Our official position is that our Ziploc® bags are not recommended for cooking, only for reheating and defrosting.But let's be realistic. Heat is heat whether you are "reheating" or "cooking". With further prodding I was able to find out that Ziploc® bags start to melt at 230F and no, they don't contain BPA (the chemical that made us all throw out our water and baby bottles). So, what does all this mean? Are they officially safe? No, because they were never tested at low temperatures for long periods of time like the vacuum seal bags -- those are officially safe for sous-vide cooking. However, I don't see any big red flags here telling me bad things might happen if you occasionally use Ziploc® bags to cook something sous-vide. That's my personal conclusion and you need to use your own judgement when making this decision.

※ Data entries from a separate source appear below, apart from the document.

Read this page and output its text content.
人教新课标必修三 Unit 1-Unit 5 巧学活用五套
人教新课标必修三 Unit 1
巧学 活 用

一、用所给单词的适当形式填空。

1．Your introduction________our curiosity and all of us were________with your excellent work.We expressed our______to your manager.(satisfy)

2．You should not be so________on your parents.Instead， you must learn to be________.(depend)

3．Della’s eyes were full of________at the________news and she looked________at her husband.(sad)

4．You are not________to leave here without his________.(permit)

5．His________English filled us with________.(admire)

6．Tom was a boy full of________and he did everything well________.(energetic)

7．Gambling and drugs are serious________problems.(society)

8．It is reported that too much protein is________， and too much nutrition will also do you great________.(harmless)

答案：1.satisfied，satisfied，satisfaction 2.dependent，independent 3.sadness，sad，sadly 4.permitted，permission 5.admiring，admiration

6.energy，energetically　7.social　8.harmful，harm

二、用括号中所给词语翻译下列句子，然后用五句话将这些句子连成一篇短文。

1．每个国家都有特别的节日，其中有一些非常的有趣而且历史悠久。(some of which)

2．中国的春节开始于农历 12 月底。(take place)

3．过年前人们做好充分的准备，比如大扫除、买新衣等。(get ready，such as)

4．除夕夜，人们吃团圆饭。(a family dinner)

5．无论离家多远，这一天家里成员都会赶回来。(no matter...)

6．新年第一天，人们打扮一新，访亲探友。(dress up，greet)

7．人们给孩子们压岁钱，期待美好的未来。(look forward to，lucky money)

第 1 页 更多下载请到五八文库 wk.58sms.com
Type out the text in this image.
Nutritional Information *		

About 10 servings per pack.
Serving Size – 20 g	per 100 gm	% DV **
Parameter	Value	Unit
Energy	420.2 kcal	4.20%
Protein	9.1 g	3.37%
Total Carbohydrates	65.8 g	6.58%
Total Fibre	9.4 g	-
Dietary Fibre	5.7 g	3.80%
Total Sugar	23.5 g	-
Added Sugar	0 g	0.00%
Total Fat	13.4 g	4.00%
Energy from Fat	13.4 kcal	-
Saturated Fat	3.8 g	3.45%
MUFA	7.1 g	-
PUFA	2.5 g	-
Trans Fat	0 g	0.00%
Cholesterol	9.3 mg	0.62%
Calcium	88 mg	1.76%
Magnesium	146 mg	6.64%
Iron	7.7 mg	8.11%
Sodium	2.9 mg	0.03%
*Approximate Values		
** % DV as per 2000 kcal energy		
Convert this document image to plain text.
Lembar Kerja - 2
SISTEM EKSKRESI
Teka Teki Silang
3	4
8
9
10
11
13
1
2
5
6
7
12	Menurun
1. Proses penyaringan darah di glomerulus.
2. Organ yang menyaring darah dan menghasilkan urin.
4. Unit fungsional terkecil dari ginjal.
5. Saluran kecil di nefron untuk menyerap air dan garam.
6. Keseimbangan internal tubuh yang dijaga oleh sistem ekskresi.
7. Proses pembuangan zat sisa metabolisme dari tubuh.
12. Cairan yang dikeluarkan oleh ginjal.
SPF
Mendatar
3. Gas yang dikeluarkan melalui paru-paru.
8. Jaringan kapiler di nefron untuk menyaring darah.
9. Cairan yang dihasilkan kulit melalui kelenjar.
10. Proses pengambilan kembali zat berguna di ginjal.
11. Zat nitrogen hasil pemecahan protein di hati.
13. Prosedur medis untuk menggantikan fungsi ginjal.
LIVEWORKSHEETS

This closer look at cooking in plastic made me take a loser look at cooking WITH plastic too. When I looked at my plastic spatula, I didn't like what I saw. It was easy to see with a naked eye that it was melted. After inspecting it carefully, I found tiny little letters on the back of its handle (black on black) that read "Safe up to 400 degrees." That's like making a car that is safe to drive up to 30 miles an hour. What if you ever want to get on a highway? Any time you are cooking in a skillet, you are likely to get way above 400F. Saying that you shouldn't use it on "high" heat is way too vague. Even on the same stove, medium of one burner is not the same as medium of another burner. A lot also depends on how long the pan was sitting on the burner, what was in the pan and how the food was positioned.
What makes us question Ziplock bags more than the spatula? I am guessing it's the novelty of it. Very few households cook anything sous-vide, yet I can't think of any household that don't have a spatula. It's just like driving vs. flying. I haven't met many people afraid of driving, but many that are afraid of flying. Statistically, you are way more likely to die while driving than while flying, but the fact that you drive every day takes all the fear out of it.
The plastic spatula is now safely residing in my trash. I replaced it with metal. Technically, you shouldn't use it on non-stick pans, but I'll take my chances with that. I found that if I am gentle and don't scrape the pan with a spatula, nothing terrible happens.